Electrical stimulation of the midbrain increases heart rate and arterial blood pressure in awake humans.
Thornton JM., Aziz T., Schlugman D., Paterson DJ.
Electrical stimulation of the hypothalamus, basal ganglia or pedunculopontine nucleus in decorticate animals results in locomotion and a cardiorespiratory response resembling that seen during exercise. This has led to the hypothesis that parallel activation of cardiorespiratory and locomotor systems from the midbrain could form part of the 'central command' mechanism of exercise. However, the degree to which subcortical structures play a role in cardiovascular activation in awake humans has not been established.
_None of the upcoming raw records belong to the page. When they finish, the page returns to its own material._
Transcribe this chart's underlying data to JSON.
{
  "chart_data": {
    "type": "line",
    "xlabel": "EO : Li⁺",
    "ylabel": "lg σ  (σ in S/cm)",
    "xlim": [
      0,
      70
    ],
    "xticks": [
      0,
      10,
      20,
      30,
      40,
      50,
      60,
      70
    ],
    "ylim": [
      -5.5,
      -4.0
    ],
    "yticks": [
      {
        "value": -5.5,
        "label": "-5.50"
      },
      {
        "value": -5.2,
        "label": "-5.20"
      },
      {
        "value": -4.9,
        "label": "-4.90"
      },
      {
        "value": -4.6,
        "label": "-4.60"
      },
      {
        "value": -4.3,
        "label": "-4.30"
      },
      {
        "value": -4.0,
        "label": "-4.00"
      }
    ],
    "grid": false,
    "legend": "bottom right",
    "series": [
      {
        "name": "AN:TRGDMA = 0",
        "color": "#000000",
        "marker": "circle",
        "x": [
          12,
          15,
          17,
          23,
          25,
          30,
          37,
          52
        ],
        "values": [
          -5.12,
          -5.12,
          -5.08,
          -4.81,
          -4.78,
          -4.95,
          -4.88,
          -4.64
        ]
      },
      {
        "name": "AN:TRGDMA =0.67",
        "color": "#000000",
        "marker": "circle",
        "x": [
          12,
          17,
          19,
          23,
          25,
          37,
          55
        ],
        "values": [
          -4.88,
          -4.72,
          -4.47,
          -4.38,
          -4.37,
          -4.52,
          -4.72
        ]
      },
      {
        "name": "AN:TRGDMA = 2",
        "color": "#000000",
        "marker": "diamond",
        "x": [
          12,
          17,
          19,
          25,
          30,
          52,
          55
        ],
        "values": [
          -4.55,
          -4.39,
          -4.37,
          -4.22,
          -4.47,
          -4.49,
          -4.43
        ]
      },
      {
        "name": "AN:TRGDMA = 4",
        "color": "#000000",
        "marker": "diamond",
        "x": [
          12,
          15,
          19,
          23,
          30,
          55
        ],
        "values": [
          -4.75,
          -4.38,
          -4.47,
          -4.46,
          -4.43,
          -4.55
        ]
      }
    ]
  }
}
We studied the effects on heart rate (HR) and mean arterial blood pressure (MAP) of electrically stimulating the thalamus and basal ganglia in awake humans undergoing neurosurgery for movement disorders (n = 13 Parkinson's disease, n = 1 myoclonic dystonia, n = 1 spasmodic torticollis). HR and MAP increased during high frequency (> 90 Hz) electrical stimulation of the thalamus (HR 5 +/- 3 beats min(-1), P = 0.002, MAP 4 +/- 3 mmHg, P = 0.05, n = 9), subthalamic nucleus (HR 5 +/- 3 beats min(-1), P = 0.002, MAP 5 +/- 3 mmHg, P = 0.006, n = 8) or substantia nigra (HR 6 +/- 3 beats min(-1), P = 0.001, MAP 5 +/- 2 mmHg, P = 0.005, n = 8). This was accompanied by the facilitation of movement, but without the movement itself. Stimulation of the internal globus pallidus did not increase cardiovascular variables but did facilitate movement. Low frequency (< 20 Hz) stimulation of any site did not affect cardiovascular variables or movement. Electrical stimulation of the midbrain in awake humans can cause a modest increase in cardiovascular variables that is not dependent on movement feedback from exercising muscles. The relationship between this type of response and that occurring during actual exercise is unclear, but it indicates that subcortical command could be involved in 'parallel activation' of the locomotor and cardiovascular systems and thus contribute to the neurocircuitry of 'central command'.